4. User supplied literal.category=bar.
According to the rules, literalsOverride is applied before lowernames and, thus, will have no effect here since the field Category from Tika and literal.category are considered different fields at this stage before lowernames=true kicks in. And when lowernames=true kicks in, it has the effect of merging Category into category, giving it both values Foo and bar.
Adding fmap.Category=tika_category does not help because fmap is applied even later, by that time category already contains both Foo and bar.
Adding fmap.Category=tika_category and with lowernames=false would do (regardless of literalsOverride), but what if we need lowernames=true and what if the capitalization of Category can vary (e.g., CATEGORY).

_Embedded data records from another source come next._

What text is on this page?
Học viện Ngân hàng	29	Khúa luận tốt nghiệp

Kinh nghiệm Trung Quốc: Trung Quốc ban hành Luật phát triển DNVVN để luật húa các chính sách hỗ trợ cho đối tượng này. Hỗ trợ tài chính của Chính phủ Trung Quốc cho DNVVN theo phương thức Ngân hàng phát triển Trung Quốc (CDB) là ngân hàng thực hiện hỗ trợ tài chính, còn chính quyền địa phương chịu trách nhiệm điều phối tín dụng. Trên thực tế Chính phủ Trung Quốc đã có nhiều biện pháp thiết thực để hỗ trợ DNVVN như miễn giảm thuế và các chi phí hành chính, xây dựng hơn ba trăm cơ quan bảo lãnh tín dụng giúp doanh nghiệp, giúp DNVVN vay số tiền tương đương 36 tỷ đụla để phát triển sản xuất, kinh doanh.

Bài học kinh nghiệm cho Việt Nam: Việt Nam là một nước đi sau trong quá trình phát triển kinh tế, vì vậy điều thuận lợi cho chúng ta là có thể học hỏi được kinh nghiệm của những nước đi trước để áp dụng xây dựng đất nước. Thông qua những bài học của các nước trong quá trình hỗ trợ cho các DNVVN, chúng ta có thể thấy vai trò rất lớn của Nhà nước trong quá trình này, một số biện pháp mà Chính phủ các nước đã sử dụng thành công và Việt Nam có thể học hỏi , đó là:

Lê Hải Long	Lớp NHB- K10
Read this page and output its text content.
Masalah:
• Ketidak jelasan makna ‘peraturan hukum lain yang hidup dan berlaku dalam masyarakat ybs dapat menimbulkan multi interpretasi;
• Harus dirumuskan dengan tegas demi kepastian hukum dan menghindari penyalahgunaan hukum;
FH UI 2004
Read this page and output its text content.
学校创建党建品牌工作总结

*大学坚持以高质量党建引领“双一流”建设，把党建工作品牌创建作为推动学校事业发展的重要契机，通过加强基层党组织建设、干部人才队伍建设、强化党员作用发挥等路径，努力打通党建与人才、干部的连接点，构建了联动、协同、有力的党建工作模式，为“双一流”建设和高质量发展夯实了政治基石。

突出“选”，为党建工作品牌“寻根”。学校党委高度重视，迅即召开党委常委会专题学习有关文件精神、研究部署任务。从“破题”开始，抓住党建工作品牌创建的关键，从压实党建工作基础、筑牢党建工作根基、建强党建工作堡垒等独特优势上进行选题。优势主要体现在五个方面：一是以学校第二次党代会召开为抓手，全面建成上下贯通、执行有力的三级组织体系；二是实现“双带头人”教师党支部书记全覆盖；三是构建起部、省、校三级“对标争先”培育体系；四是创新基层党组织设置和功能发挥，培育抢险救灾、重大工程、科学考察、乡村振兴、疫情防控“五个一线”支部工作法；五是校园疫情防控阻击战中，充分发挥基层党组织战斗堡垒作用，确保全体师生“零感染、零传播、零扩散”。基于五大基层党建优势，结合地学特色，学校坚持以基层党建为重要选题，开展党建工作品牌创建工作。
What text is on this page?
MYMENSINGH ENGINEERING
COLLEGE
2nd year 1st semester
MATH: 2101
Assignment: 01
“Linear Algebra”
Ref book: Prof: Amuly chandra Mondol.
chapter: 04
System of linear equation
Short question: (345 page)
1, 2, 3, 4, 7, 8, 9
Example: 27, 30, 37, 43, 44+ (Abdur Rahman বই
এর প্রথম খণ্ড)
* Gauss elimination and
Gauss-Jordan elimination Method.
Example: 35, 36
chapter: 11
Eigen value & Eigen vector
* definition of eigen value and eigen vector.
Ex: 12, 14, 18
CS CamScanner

Would it make sense to have an option to apply the rules in the order that they are specified in the config file or URL params rather than always in a static order?
PS. Marking this as Major because there seems to be no easy workaround (condition for Minor).
Response from Jan Høydahl (link):
To me it sounds like a potential, very simple solution would be to apply lowercasing at several places if lowernames=true
Agreed. Particularly, to apply lowernames=true as soon as Tika has extracted a field, before literalsOverride is even considered.